Munis de pancartes « zone contaminée », « dépollution » ou « défense des salariés », les opposants à cette usine ont défilé jusqu’à la mairie de cette ville de proche banlieue parisienne. Plusieurs élus étaient présents à la manifestation, dont Alexis Corbière, député La France Insoumise de la circonscription.

Un cas de leucémie

« Locaux vétustes », « écoulement de produits chimiques dans les rues », « odeurs âcres »… Les habitants dénoncent depuis plusieurs années les conditions d’exploitation de la SNEM (Société nouvelle d’eugénisation des métaux), un sous-traitant des groupes Airbus et Safran, spécialisé dans le traitement chimique de pièces pour l’industrie aéronautique.

Située à une cinquantaine de mètres du groupe scolaire, cette installation classée pour la protection de l’environnement (ICPE) est devenue indésirable pour les habitants du quartier depuis qu’un cas de leucémie rare (s’ajoutant à deux autres cas en quinze ans dans la même rue, dont un mortel) a été déclaré chez un élève de CM2 avant l’été.

Depuis, la mobilisation n’a pas faibli, bien que plusieurs séries d’analyses conduites depuis, sous l’égide de la préfecture de Seine-Saint-Denis, aient conclu à « l’absence de risque pour les populations avoisinantes ».

Révision du système d’aération

Selon la préfecture, l’exploitant, qui avait aussi été mis en demeure d’améliorer sa gestion des déchets et son système d’aération notamment, a entrepris les travaux demandés dans les temps impartis.

Des éléments insuffisants pour les manifestants, qui dénoncent des irrégularités dans les analyses.
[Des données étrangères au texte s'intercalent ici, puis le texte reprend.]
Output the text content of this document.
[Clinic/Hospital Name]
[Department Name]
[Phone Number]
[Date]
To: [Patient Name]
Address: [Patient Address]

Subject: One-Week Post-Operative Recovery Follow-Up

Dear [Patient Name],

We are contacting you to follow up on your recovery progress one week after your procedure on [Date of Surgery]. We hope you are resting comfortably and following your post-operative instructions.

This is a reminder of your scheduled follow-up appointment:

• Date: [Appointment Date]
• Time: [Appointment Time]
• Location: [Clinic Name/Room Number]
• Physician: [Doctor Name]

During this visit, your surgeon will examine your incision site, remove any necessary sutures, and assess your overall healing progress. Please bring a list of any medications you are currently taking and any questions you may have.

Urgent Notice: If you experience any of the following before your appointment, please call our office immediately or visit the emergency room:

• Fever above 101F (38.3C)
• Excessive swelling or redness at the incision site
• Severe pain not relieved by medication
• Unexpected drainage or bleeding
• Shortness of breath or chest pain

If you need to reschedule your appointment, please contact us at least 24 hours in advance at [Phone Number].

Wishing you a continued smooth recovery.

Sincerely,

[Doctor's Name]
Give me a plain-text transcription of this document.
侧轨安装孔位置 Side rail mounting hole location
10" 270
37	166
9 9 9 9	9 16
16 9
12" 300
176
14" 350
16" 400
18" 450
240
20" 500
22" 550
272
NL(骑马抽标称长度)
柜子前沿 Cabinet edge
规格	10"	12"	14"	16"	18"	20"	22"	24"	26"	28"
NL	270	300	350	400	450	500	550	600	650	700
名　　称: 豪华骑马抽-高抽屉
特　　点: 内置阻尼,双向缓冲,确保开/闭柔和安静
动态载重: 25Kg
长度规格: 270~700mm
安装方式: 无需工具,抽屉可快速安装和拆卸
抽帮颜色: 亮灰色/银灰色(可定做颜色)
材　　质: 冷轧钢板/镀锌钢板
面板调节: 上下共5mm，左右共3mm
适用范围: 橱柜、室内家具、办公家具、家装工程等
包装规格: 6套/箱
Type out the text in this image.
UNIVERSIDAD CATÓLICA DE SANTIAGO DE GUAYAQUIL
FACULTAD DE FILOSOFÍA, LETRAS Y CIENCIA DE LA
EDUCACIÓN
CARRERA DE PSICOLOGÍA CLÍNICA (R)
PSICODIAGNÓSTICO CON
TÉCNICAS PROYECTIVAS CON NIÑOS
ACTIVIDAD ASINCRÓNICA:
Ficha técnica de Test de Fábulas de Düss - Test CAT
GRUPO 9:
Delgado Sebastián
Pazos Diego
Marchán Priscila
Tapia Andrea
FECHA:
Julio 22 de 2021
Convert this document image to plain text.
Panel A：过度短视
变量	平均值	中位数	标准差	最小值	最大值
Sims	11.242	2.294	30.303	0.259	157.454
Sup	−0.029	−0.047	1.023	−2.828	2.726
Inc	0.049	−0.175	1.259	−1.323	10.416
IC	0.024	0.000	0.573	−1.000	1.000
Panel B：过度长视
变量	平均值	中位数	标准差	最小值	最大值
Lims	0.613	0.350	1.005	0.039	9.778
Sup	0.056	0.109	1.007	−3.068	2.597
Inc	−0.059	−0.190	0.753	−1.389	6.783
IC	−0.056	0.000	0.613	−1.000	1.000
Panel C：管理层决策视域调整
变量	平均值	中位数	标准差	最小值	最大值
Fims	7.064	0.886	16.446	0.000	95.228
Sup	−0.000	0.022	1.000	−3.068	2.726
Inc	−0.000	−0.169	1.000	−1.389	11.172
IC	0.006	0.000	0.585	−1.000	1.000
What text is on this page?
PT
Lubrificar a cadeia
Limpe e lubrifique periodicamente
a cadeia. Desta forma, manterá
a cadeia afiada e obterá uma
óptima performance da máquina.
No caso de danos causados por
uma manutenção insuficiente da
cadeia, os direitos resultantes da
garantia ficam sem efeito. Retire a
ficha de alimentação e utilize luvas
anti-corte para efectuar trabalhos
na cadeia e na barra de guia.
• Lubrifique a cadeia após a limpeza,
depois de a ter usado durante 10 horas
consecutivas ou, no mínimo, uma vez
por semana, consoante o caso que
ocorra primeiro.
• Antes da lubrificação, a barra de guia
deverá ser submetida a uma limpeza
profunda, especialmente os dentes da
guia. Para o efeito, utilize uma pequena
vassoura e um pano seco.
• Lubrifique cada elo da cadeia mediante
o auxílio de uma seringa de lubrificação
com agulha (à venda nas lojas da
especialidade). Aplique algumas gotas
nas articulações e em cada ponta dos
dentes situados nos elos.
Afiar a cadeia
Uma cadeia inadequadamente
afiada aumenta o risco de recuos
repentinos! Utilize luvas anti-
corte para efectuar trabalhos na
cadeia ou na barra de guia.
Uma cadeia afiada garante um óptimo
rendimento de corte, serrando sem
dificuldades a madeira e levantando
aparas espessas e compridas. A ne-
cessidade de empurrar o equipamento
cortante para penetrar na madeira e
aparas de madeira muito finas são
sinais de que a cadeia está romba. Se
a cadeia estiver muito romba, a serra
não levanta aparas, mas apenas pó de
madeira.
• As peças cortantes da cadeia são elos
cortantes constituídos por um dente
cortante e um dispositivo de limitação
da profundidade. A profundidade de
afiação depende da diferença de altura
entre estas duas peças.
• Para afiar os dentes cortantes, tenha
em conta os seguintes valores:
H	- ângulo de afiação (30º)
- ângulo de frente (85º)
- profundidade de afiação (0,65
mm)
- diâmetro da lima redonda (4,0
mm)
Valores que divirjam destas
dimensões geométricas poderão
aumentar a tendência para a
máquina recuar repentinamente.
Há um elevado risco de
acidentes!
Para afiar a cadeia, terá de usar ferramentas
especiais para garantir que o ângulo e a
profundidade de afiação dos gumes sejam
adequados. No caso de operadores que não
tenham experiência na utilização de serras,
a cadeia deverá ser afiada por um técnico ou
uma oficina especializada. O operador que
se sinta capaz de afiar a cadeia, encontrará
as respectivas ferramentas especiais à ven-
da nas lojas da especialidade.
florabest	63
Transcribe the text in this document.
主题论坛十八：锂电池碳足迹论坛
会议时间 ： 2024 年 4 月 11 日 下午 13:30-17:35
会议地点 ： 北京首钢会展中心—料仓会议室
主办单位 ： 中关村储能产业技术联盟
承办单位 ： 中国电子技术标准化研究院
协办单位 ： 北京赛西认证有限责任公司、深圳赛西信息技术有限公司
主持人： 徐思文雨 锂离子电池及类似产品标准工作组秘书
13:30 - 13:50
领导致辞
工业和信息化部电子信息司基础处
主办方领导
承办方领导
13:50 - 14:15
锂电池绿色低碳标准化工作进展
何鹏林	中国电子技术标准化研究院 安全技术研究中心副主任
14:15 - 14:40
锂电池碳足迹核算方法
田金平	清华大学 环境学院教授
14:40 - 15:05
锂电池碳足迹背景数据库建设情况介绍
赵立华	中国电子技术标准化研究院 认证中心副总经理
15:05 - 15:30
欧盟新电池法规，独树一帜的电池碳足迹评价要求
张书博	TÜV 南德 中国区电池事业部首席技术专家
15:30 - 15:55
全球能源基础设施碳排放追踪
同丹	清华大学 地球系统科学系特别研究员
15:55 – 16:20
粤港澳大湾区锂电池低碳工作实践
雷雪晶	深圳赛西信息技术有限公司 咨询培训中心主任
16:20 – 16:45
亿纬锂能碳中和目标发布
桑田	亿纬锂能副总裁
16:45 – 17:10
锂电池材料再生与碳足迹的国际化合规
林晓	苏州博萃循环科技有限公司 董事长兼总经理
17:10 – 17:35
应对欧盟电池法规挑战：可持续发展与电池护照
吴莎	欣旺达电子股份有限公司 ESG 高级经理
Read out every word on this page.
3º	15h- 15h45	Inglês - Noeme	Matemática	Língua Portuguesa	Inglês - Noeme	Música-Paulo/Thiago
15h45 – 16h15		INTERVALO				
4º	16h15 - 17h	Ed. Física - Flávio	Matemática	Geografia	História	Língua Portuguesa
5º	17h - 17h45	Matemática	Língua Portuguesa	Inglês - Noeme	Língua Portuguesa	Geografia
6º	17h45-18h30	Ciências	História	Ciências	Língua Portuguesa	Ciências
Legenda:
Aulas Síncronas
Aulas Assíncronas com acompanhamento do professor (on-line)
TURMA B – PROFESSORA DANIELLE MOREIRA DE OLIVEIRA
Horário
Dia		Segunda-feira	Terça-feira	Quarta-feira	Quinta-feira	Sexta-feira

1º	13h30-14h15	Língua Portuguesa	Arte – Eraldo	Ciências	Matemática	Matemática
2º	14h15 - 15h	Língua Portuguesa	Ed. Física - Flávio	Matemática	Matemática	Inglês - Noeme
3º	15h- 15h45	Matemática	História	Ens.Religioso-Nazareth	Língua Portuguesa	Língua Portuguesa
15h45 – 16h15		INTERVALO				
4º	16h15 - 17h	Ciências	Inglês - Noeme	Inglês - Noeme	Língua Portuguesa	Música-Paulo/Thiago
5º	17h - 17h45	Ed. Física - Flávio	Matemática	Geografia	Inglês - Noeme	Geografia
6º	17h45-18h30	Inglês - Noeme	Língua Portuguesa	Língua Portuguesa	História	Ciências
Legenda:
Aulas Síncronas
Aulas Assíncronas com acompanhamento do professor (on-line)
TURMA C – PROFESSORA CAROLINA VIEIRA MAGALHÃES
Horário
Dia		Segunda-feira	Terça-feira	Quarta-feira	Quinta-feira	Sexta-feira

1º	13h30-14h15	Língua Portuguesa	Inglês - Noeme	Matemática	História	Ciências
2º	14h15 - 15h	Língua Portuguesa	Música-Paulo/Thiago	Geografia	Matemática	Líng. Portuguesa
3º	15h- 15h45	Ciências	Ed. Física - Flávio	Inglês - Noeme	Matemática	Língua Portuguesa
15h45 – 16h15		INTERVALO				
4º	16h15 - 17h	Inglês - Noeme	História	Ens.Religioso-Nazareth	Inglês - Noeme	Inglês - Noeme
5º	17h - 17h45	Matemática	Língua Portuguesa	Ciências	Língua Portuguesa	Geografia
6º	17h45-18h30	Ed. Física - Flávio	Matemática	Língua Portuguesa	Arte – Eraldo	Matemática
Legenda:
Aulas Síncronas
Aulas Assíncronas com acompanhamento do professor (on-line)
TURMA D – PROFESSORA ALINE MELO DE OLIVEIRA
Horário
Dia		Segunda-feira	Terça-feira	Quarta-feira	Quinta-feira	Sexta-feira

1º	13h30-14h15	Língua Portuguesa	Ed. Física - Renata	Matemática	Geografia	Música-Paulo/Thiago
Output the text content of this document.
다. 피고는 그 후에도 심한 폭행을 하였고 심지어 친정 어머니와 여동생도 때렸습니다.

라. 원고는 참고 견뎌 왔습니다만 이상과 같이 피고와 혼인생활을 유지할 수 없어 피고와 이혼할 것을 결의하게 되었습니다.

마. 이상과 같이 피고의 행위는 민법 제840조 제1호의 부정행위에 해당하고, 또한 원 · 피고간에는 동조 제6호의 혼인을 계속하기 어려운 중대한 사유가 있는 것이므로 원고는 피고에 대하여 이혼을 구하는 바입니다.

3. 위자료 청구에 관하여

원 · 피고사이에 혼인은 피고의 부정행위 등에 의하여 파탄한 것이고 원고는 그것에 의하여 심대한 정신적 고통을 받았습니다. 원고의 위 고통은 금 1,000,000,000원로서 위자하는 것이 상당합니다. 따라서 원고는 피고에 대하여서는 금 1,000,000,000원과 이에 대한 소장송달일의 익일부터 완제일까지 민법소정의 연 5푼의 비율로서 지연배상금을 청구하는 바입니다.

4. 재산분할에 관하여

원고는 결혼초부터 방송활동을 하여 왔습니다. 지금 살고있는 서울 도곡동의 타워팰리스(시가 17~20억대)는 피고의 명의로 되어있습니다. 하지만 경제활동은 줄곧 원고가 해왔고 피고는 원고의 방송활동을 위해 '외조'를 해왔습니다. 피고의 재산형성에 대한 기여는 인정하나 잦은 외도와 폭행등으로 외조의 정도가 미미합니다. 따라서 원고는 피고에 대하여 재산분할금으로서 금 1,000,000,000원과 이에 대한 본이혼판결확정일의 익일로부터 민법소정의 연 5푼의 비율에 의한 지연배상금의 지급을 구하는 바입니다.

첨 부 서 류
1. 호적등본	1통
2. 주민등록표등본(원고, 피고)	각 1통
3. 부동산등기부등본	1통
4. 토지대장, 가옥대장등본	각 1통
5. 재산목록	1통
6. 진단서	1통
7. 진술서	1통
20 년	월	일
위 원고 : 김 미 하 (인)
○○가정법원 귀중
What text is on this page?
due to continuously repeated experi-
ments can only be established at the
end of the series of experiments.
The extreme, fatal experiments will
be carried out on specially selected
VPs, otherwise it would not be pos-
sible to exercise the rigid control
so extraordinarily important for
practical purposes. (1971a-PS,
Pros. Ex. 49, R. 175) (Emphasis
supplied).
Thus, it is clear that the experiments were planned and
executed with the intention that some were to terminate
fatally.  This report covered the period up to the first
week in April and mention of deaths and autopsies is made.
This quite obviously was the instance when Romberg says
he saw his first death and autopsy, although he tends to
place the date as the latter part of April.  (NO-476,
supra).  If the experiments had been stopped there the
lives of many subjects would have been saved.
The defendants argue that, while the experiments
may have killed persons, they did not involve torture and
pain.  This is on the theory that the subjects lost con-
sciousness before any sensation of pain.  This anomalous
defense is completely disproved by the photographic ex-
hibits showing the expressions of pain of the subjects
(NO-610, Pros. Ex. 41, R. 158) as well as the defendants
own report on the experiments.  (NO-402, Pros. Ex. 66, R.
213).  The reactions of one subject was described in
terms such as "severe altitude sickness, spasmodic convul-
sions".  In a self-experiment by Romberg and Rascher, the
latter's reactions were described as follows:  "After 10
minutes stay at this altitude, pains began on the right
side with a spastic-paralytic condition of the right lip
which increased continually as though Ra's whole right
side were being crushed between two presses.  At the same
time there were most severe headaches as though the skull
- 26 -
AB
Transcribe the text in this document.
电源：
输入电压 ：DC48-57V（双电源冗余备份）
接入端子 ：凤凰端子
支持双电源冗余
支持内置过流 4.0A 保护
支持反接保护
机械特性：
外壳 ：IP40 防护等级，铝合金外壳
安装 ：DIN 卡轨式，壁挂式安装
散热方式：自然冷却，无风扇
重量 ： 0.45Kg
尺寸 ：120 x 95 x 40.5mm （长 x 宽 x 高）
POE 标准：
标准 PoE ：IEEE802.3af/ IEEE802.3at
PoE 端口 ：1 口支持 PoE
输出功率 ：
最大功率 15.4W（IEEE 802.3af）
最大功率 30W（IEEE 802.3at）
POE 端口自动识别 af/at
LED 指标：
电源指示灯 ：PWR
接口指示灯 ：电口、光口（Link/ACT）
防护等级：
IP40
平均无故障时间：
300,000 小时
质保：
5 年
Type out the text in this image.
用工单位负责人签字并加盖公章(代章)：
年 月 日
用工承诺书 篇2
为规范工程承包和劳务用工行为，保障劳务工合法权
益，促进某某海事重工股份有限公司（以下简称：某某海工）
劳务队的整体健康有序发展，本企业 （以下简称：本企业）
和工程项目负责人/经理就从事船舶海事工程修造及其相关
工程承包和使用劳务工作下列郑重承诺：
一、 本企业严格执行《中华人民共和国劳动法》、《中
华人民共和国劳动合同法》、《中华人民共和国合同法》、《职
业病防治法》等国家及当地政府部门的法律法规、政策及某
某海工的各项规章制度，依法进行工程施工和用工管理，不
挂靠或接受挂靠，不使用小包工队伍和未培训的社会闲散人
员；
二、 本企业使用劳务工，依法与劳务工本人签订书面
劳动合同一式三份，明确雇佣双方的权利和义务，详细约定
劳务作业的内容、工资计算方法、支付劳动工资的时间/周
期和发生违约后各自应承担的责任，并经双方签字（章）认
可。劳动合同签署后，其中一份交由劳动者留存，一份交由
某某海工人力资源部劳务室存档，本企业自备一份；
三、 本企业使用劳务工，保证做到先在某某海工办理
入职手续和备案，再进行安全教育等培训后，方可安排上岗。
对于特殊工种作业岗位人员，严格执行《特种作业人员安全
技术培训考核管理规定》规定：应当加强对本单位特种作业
Les résultats de l’étude menée pendant l’été par le laboratoire central de la préfecture de police, auxquels Le Monde a eu accès, montrent que des taux anormalement élevés de chrome VI ont été retrouvés dans l’usine, alors même que son activité était limitée.

Ainsi, une concentration de 3,6 µg/m3 a été mesurée dans l’air intérieur lors d’un prélèvement effectué le 1er août, soit plus de trois fois la limite autorisée. Un dépassement qui n’a pas échappé à l’agence régionale de santé (ARS) qui relève que « concernant le chrome VI, l’attention de l’exploitant est attirée sur un possible dépassement de la VLEP [valeur limite d’exposition professionnelle] sur huit heures fixée à 1 µg/m3. »

Particulièrement prisé dans l’aéronautique pour ses qualités anticorrosives, le chrome VI est classé cancérogène, mutagène et reprotoxique. Le règlement européen Reach interdit définitivement son usage dans l’Union européenne depuis le 21 septembre. Mais Airbus et Safran ont obtenu une dérogation pour continuer à l’utiliser.